JEDDAH – King Fahd Hospital has registered its first Middle East Respiratory Syndrome (MERS) death as one of its healthcare workers succumbed to the coronavirus.
This is the second fatality from the virus in a Ministry of Health hospital.
Laboratory specialist at King Fahd Hospital Ayman Seemi and nurse at King Abdulaziz Hospital Bandar Al-Katheeri are the two healthcare workers who died of MERS at government hospitals.
Seemi’s nephew Wadei said his uncle suffered from high temperature and visited a private hospital where doctors conducted tests and diagnosed him with dengue fever. He was given the necessary treatment and sent home, as doctors did not believe his condition required hospitalization. Three days later, his uncle’s wife informed him that his condition had worsened, and he was shivering due to high temperature, coughing and had diarrhea.

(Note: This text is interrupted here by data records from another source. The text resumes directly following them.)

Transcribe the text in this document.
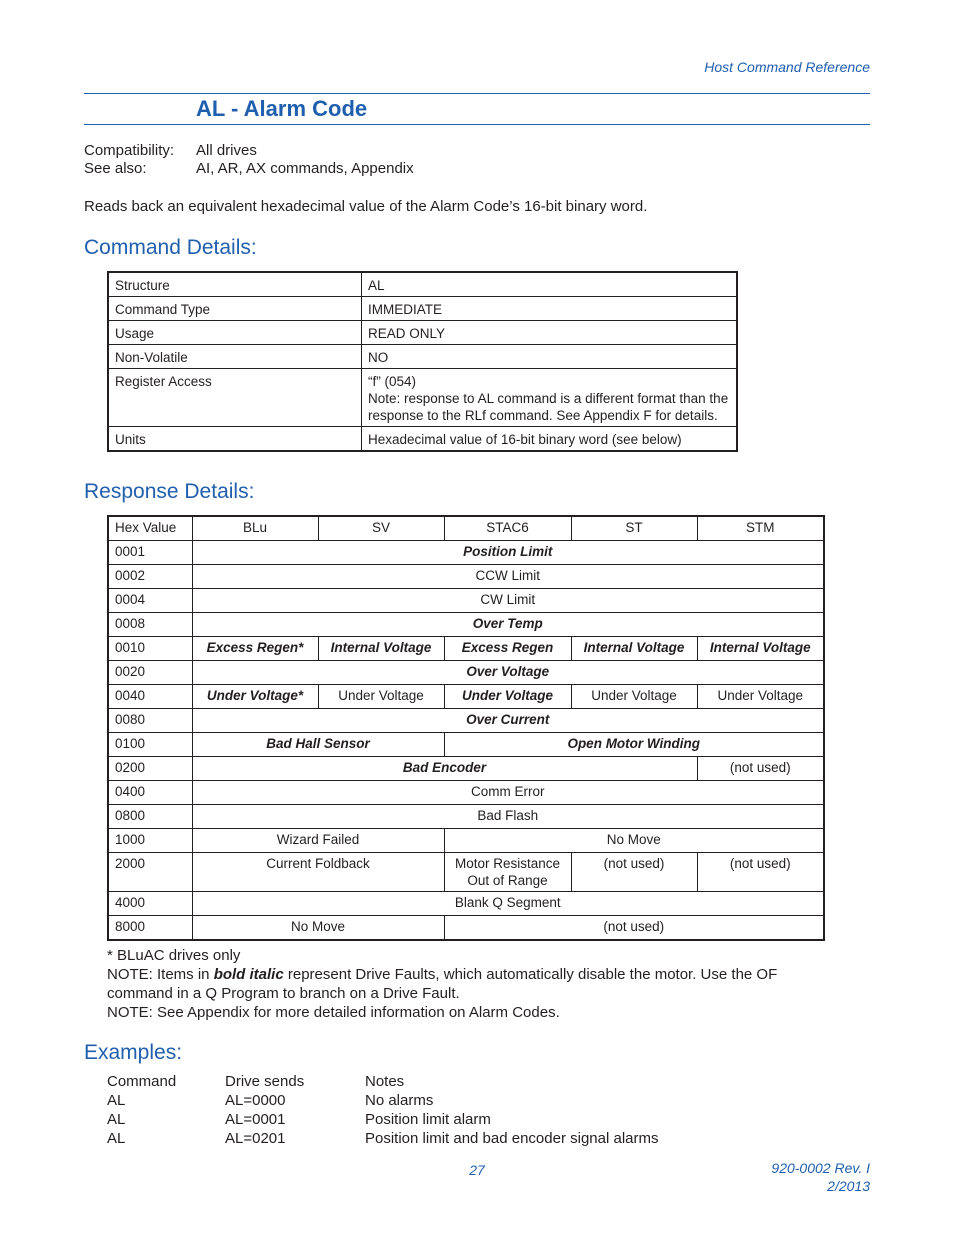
Host Command Reference
AL - Alarm Code
Compatibility:	All drives
See also:	AI, AR, AX commands, Appendix
Reads back an equivalent hexadecimal value of the Alarm Code’s 16-bit binary word.
Command Details:
Structure	AL
Command Type	IMMEDIATE
Usage	READ ONLY
Non-Volatile	NO
Register Access	“f” (054)
Note: response to AL command is a different format than the response to the RLf command. See Appendix F for details.

Units	Hexadecimal value of 16-bit binary word (see below)
Response Details:
Hex Value	BLu	SV	STAC6	ST	STM
0001	Position Limit				
0002	CCW Limit				
0004	CW Limit				
0008	Over Temp				
0010	Excess Regen*	Internal Voltage	Excess Regen	Internal Voltage	Internal Voltage
0020	Over Voltage				
0040	Under Voltage*	Under Voltage	Under Voltage	Under Voltage	Under Voltage
0080	Over Current				
0100	Bad Hall Sensor		Open Motor Winding		
0200	Bad Encoder				(not used)
0400	Comm Error				
0800	Bad Flash				
1000	Wizard Failed		No Move		
2000	Current Foldback		Motor Resistance
Out of Range	(not used)	(not used)
4000	Blank Q Segment				
8000	No Move		(not used)		
* BLuAC drives only
NOTE: Items in bold italic represent Drive Faults, which automatically disable the motor. Use the OF command in a Q Program to branch on a Drive Fault.
NOTE: See Appendix for more detailed information on Alarm Codes.
Examples:
Command	Drive sends	Notes
AL	AL=0000	No alarms
AL	AL=0001	Position limit alarm
AL	AL=0201	Position limit and bad encoder signal alarms
27	920-0002 Rev. I
2/2013
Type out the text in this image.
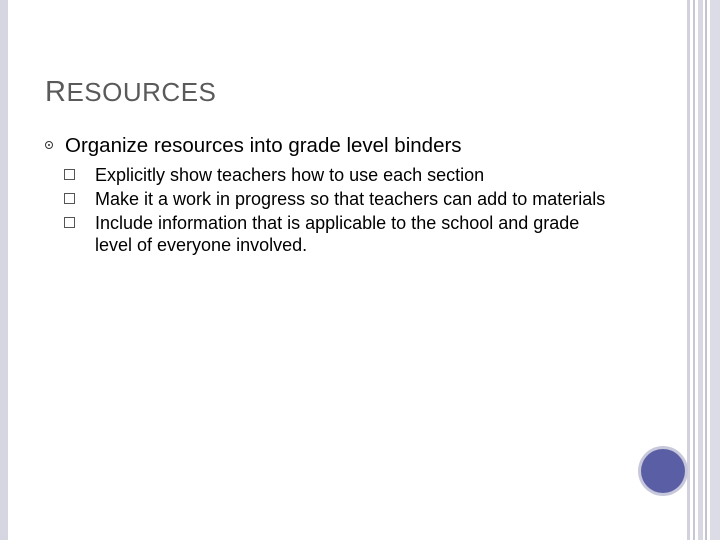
RESOURCES
Organize resources into grade level binders
Explicitly show teachers how to use each section
Make it a work in progress so that teachers can add to materials
Include information that is applicable to the school and grade level of everyone involved.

Wadei rushed his uncle back to the same private hospital where doctors admitted him to the intensive care unit and was given antibiotics, but his condition did not improve.
“We had doubts that my uncle had MERS, and we notified King Fahd Hospital. They responded immediately and sent a medical team which took blood samples which proved that my uncle was indeed infected with MERS,” he said.
Wadei said his uncle remained in the intensive care for two weeks with no noticeable improvement, until he suffered a heart attack and all attempts to revive his heart failed.
The head of King Fahd Hospital, doctors, and all healthcare workers have expressed sorrow on Seemi’s death.
The death toll from the coronavirus in the Kingdom has risen to 111 since the disease appeared in September 2012. The number infections over the past two years has reached 396, the world’s highest tally.
American health officials on Friday said the first case of MERS has been confirmed in the United States.
The person infected with Middle East Respiratory Syndrome Coronavirus (MERS-CoV) is a health care provider who had travelled to Riyadh for work, they said.
Last week, Egypt recorded its first infection after a person who arrived from Saudi Arabia tested positive.
MERS is considered a deadlier but less-transmissible cousin of the SARS virus that erupted in Asia in 2003 and infected 8,273 people, nine percent of whom died.
There are no vaccines or antiviral treatments for MERS, a disease with a mortality rate of more than 40 percent that experts are still struggling to understand.
Some research has suggested that camels are a likely source of the virus.